Everyday communication occurs in the form of situated discourse, which involves more than simple retention and retrieval of word lists in a contextual vacuum. Production and comprehension of discourse necessitates higher-order information processing, which requires interaction of linguistic and cognitive processes. This includes integration of context, accessing the appropriate schema, understanding goals and intentions of the communicative counterpart, merging of information in the text and semantic knowledge, generating inferences, or simply deletion of superfluous or redundant details (Kintsch and Van Dijk 1978). Such an assessment paradigm that is rooted in the practicalities of everyday interactions and experiences, provides a holistic approach in understanding cognitive and linguistic deficits in AD, offering a new dimension to neuropsychological testing practices and interventions. Previous studies with individuals with Traumatic Brain Injury (TBI) have also reported macrolevel abstraction and comprehension deficits in this population (Vas et al. 2015). They showed tasks employing macrolevel processing to have high sensitivity and specificity in TBI due to the complexity of processing required (Vas et al. 2016). With processing occurring simultaneously on multiple levels, any number of variables could be manipulated in order to pinpoint the areas where interventions should be targeted. Emerging evidence indicates that cognitive training in MCI patients that targets macrolevel processing not only benefits abstraction ability, but also extends to other general cognitive functions like attention and executive functions (Chapman and Mudar 2014; Das et al. 2019), and is also linked to brain changes (Mudar et al. 2019).

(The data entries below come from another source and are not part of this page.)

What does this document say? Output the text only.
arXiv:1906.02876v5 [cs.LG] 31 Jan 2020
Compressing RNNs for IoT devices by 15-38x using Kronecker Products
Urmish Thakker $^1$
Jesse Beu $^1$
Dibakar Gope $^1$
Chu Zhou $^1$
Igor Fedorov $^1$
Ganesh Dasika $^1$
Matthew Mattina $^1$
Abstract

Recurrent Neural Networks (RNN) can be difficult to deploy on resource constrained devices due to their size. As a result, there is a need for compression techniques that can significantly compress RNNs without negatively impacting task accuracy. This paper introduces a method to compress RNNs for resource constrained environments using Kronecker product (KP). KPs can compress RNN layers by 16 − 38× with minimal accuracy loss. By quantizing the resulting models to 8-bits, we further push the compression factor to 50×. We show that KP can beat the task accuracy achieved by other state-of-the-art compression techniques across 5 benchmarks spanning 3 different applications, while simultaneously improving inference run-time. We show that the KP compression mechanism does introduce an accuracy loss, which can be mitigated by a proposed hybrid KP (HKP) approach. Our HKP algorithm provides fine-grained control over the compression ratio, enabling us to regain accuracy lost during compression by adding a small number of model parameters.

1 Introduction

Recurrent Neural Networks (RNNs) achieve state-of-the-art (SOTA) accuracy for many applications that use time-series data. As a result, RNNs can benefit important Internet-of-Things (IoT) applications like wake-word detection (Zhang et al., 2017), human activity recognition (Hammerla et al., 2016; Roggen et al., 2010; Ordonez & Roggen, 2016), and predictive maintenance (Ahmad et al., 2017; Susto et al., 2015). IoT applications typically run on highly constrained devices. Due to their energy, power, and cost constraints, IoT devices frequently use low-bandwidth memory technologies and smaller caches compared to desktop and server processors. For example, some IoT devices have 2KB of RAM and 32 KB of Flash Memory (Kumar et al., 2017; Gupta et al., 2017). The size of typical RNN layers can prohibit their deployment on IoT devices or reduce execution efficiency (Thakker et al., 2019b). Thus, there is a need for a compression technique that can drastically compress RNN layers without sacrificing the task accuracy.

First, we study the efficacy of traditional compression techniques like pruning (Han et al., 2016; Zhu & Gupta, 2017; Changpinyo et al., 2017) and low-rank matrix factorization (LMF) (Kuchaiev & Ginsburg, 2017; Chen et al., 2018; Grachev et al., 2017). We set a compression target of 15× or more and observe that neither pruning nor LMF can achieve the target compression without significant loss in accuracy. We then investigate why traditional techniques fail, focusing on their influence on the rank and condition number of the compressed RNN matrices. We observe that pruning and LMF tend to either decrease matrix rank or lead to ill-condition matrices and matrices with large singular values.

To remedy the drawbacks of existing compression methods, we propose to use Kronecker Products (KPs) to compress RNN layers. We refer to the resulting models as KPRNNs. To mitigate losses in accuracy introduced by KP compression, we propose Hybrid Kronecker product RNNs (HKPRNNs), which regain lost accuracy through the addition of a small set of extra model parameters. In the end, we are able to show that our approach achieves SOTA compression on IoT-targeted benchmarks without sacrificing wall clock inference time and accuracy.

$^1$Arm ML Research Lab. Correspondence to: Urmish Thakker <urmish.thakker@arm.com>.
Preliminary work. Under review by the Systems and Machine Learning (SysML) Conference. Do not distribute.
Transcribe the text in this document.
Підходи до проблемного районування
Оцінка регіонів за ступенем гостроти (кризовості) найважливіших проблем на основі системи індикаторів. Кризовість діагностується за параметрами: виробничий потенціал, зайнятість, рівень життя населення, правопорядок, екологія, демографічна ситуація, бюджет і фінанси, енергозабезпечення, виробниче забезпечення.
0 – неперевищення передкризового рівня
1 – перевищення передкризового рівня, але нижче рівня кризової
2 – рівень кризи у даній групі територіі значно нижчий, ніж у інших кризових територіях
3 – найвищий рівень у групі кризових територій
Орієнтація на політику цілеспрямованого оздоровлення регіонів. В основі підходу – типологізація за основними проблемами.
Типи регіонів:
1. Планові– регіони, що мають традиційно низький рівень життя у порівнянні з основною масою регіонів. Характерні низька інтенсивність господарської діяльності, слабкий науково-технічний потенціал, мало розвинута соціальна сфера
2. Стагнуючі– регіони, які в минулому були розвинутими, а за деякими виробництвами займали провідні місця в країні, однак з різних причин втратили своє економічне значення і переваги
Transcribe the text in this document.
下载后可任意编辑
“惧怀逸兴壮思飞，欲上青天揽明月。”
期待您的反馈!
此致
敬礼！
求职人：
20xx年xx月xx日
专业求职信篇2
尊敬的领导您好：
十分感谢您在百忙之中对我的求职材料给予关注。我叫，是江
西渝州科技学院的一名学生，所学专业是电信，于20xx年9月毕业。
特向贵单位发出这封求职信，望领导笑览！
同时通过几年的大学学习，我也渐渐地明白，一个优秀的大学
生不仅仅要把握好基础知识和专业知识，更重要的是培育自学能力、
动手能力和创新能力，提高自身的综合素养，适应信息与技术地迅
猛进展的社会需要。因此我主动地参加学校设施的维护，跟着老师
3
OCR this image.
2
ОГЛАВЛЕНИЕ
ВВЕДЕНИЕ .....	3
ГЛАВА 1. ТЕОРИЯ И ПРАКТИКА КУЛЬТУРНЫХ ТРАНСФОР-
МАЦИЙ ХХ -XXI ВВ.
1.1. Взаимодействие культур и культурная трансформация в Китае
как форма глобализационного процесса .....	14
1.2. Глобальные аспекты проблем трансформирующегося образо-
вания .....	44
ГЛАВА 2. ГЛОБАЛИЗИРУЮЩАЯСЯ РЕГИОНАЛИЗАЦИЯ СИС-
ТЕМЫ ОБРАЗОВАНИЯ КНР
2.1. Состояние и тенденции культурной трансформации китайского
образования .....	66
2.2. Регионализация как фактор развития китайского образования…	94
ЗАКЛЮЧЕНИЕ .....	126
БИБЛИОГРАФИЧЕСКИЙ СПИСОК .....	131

Finally, as identified from previous studies, executive functions, episodic memory, semantic memory, and working memory play important roles in discourse comprehension (Calvo 2001; Cohen 1979; Daneman and Merikle 1996; Just and Carpenter 1992). It is possible that deficits seen in macrostructural comprehension may be in part due to impairment in any one of these, or possibly even multiple processes. There is evidence already that these processes are impaired in AD (Belleville et al. 2007; Huntley and Howard 2010). And, although, possibly all of these processes may be implicated in the deficits observed, which of these play a greater role remains to be seen.
There are several limitations to this review. First, the review was limited to studies published in English, which may also somewhat limit the countries where the included studies were primarily conducted. Another major limitation is the low number and types of studies, due to the limited literature existing in this area of research, reflecting the low emphasis on studying interaction of linguistic and cognitive processes in AD.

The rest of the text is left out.